Bahamians must “start raising hell” over recent revelations of government waste, fraud and questionable contracts, a governance reformer urging: “We’ve got to move past this horrible era.”

Robert Myers, the Organisation for Responsible Governance’s (ORG) principal, told Tribune Business that The Bahamas desperately needed “to turn the corner” on practices that had caused “so many third world countries to go down in flames”.

He warned that Bahamian society “cannot survive” unless it halts “the blatant waste of taxpayer dollars”, which is threatening “to drag all of us down with it” through ever-increasing taxes, inferior public services and the undermining of a meritocracy.

Mr Myers’ comments came after the Auditor General’s report for the 2014-2015 fiscal year, tabled in the House of Assembly last week, revealed multiple incidents of fraud, corruption, waste of taxpayer funds and public sector mismanagement resulting from the absence of weak controls and inadequate supervision.

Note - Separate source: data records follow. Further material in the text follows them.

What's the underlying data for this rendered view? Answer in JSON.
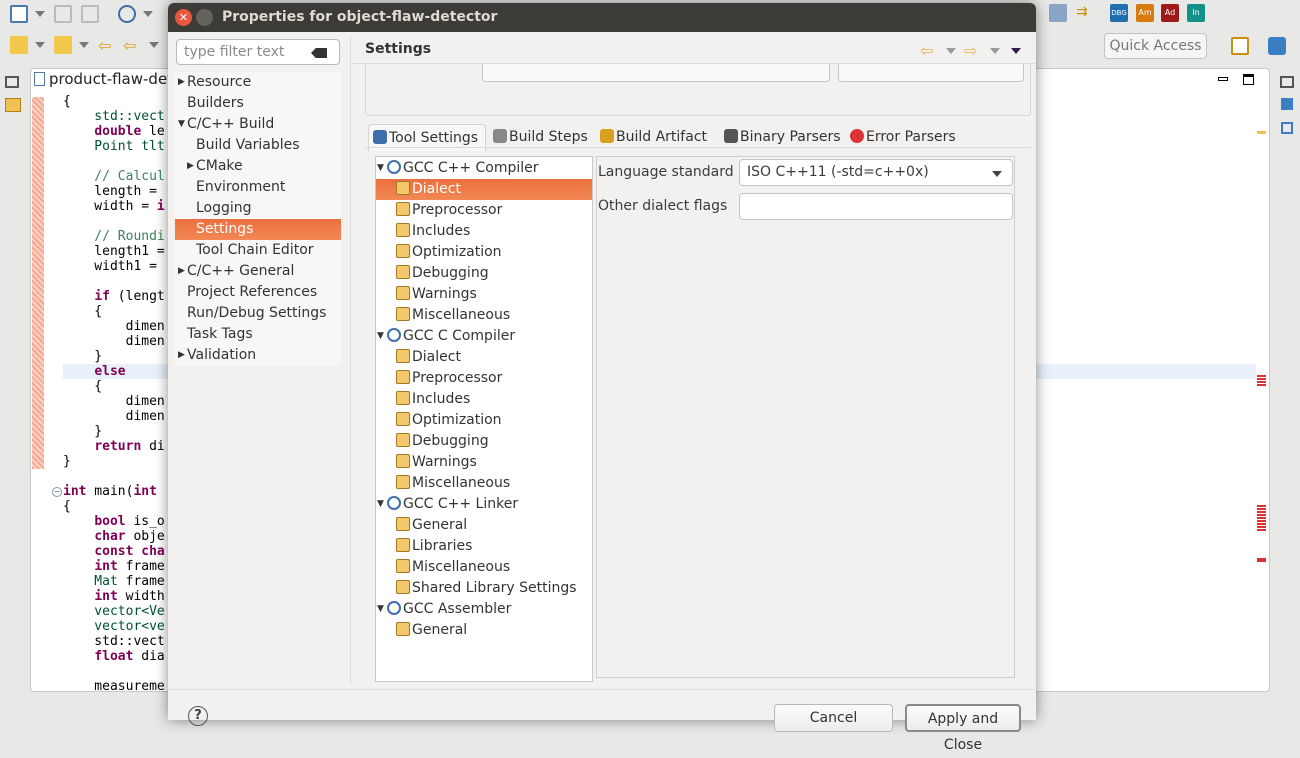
{
  "ide": {
    "quick_access": "Quick Access",
    "editor_tab": "product-flaw-det",
    "perspective_icons": [
      "DBG",
      "Am",
      "Ad",
      "In"
    ],
    "code_lines": [
      [
        [
          "{",
          ""
        ]
      ],
      [
        [
          "    std::vect",
          "t"
        ]
      ],
      [
        [
          "    ",
          ""
        ],
        [
          "double",
          "k"
        ],
        [
          " le",
          ""
        ]
      ],
      [
        [
          "    Point tlt",
          "t"
        ]
      ],
      [],
      [
        [
          "    // Calcul",
          "c"
        ]
      ],
      [
        [
          "    length = ",
          ""
        ]
      ],
      [
        [
          "    width = ",
          ""
        ],
        [
          "i",
          "k"
        ]
      ],
      [],
      [
        [
          "    // Roundi",
          "c"
        ]
      ],
      [
        [
          "    length1 =",
          ""
        ]
      ],
      [
        [
          "    width1 = ",
          ""
        ]
      ],
      [],
      [
        [
          "    ",
          ""
        ],
        [
          "if",
          "k"
        ],
        [
          " (lengt",
          ""
        ]
      ],
      [
        [
          "    {",
          ""
        ]
      ],
      [
        [
          "        dimen",
          ""
        ]
      ],
      [
        [
          "        dimen",
          ""
        ]
      ],
      [
        [
          "    }",
          ""
        ]
      ],
      [
        [
          "    ",
          ""
        ],
        [
          "else",
          "k"
        ]
      ],
      [
        [
          "    {",
          ""
        ]
      ],
      [
        [
          "        dimen",
          ""
        ]
      ],
      [
        [
          "        dimen",
          ""
        ]
      ],
      [
        [
          "    }",
          ""
        ]
      ],
      [
        [
          "    ",
          ""
        ],
        [
          "return",
          "k"
        ],
        [
          " di",
          ""
        ]
      ],
      [
        [
          "}",
          ""
        ]
      ],
      [],
      [
        [
          "int",
          "k"
        ],
        [
          " main(",
          ""
        ],
        [
          "int",
          "k"
        ],
        [
          " ",
          ""
        ]
      ],
      [
        [
          "{",
          ""
        ]
      ],
      [
        [
          "    ",
          ""
        ],
        [
          "bool",
          "k"
        ],
        [
          " is_o",
          ""
        ]
      ],
      [
        [
          "    ",
          ""
        ],
        [
          "char",
          "k"
        ],
        [
          " obje",
          ""
        ]
      ],
      [
        [
          "    ",
          ""
        ],
        [
          "const",
          "k"
        ],
        [
          " ",
          ""
        ],
        [
          "cha",
          "k"
        ]
      ],
      [
        [
          "    ",
          ""
        ],
        [
          "int",
          "k"
        ],
        [
          " frame",
          ""
        ]
      ],
      [
        [
          "    Mat",
          "t"
        ],
        [
          " frame",
          ""
        ]
      ],
      [
        [
          "    ",
          ""
        ],
        [
          "int",
          "k"
        ],
        [
          " width",
          ""
        ]
      ],
      [
        [
          "    vector<Ve",
          "t"
        ]
      ],
      [
        [
          "    vector<ve",
          "t"
        ]
      ],
      [
        [
          "    std::vect",
          ""
        ]
      ],
      [
        [
          "    ",
          ""
        ],
        [
          "float",
          "k"
        ],
        [
          " dia",
          ""
        ]
      ],
      [],
      [
        [
          "    measureme",
          ""
        ]
      ]
    ]
  },
  "dialog": {
    "title": "Properties for object-flaw-detector",
    "filter_placeholder": "type filter text",
    "page_title": "Settings",
    "nav_tree": [
      {
        "label": "Resource",
        "level": 0,
        "expander": "collapsed"
      },
      {
        "label": "Builders",
        "level": 0
      },
      {
        "label": "C/C++ Build",
        "level": 0,
        "expander": "expanded"
      },
      {
        "label": "Build Variables",
        "level": 1
      },
      {
        "label": "CMake",
        "level": 1,
        "expander": "collapsed"
      },
      {
        "label": "Environment",
        "level": 1
      },
      {
        "label": "Logging",
        "level": 1
      },
      {
        "label": "Settings",
        "level": 1,
        "selected": true
      },
      {
        "label": "Tool Chain Editor",
        "level": 1
      },
      {
        "label": "C/C++ General",
        "level": 0,
        "expander": "collapsed"
      },
      {
        "label": "Project References",
        "level": 0
      },
      {
        "label": "Run/Debug Settings",
        "level": 0
      },
      {
        "label": "Task Tags",
        "level": 0
      },
      {
        "label": "Validation",
        "level": 0,
        "expander": "collapsed"
      }
    ],
    "tabs": [
      {
        "label": "Tool Settings",
        "icon": "tool-settings-icon",
        "active": true
      },
      {
        "label": "Build Steps",
        "icon": "build-steps-icon"
      },
      {
        "label": "Build Artifact",
        "icon": "build-artifact-icon"
      },
      {
        "label": "Binary Parsers",
        "icon": "binary-parsers-icon"
      },
      {
        "label": "Error Parsers",
        "icon": "error-parsers-icon"
      }
    ],
    "tool_tree": [
      {
        "label": "GCC C++ Compiler",
        "level": 0
      },
      {
        "label": "Dialect",
        "level": 1,
        "selected": true
      },
      {
        "label": "Preprocessor",
        "level": 1
      },
      {
        "label": "Includes",
        "level": 1
      },
      {
        "label": "Optimization",
        "level": 1
      },
      {
        "label": "Debugging",
        "level": 1
      },
      {
        "label": "Warnings",
        "level": 1
      },
      {
        "label": "Miscellaneous",
        "level": 1
      },
      {
        "label": "GCC C Compiler",
        "level": 0
      },
      {
        "label": "Dialect",
        "level": 1
      },
      {
        "label": "Preprocessor",
        "level": 1
      },
      {
        "label": "Includes",
        "level": 1
      },
      {
        "label": "Optimization",
        "level": 1
      },
      {
        "label": "Debugging",
        "level": 1
      },
      {
        "label": "Warnings",
        "level": 1
      },
      {
        "label": "Miscellaneous",
        "level": 1
      },
      {
        "label": "GCC C++ Linker",
        "level": 0
      },
      {
        "label": "General",
        "level": 1
      },
      {
        "label": "Libraries",
        "level": 1
      },
      {
        "label": "Miscellaneous",
        "level": 1
      },
      {
        "label": "Shared Library Settings",
        "level": 1
      },
      {
        "label": "GCC Assembler",
        "level": 0
      },
      {
        "label": "General",
        "level": 1
      }
    ],
    "language_standard_label": "Language standard",
    "language_standard_value": "ISO C++11 (-std=c++0x)",
    "other_flags_label": "Other dialect flags",
    "other_flags_value": "",
    "cancel": "Cancel",
    "apply_close": "Apply and Close"
  },
  "colors": {
    "selection": "#f0774a",
    "titlebar": "#3c3b37",
    "keyword": "#7f0055"
  }
}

The report disclosed that the shredding of documents to cover up fraudulent activities was “a matter of routine” at the Department of Social Services, while the Post Office Savings Bank was possibly the world’s only financial institution not to know how much money it holds on behalf of depositors.

The Auditor-General also cited missing funds that could not be accounted for at the Road Traffic Department, along with instances of licensing fee evasion, duplicated licence slips and fraudulent insurance certificates.

That report’s release followed the tabling of two assessments in the House of Assembly that questioned whether the Ministry of Finance obtained “value for money” on a computer supply contract and deal to rent three apartments to house foreign consultants. (see story HERE)

FTI Consulting, the Bahamian accounting and advisory firm that investigated the Ministry’s procurement processes and contract awards on the Auditor General’s behalf, said neither deal was put out to competitive bidding with the Government’s Tenders Board is routinely bypassed in the awarding of contracts that should go before it.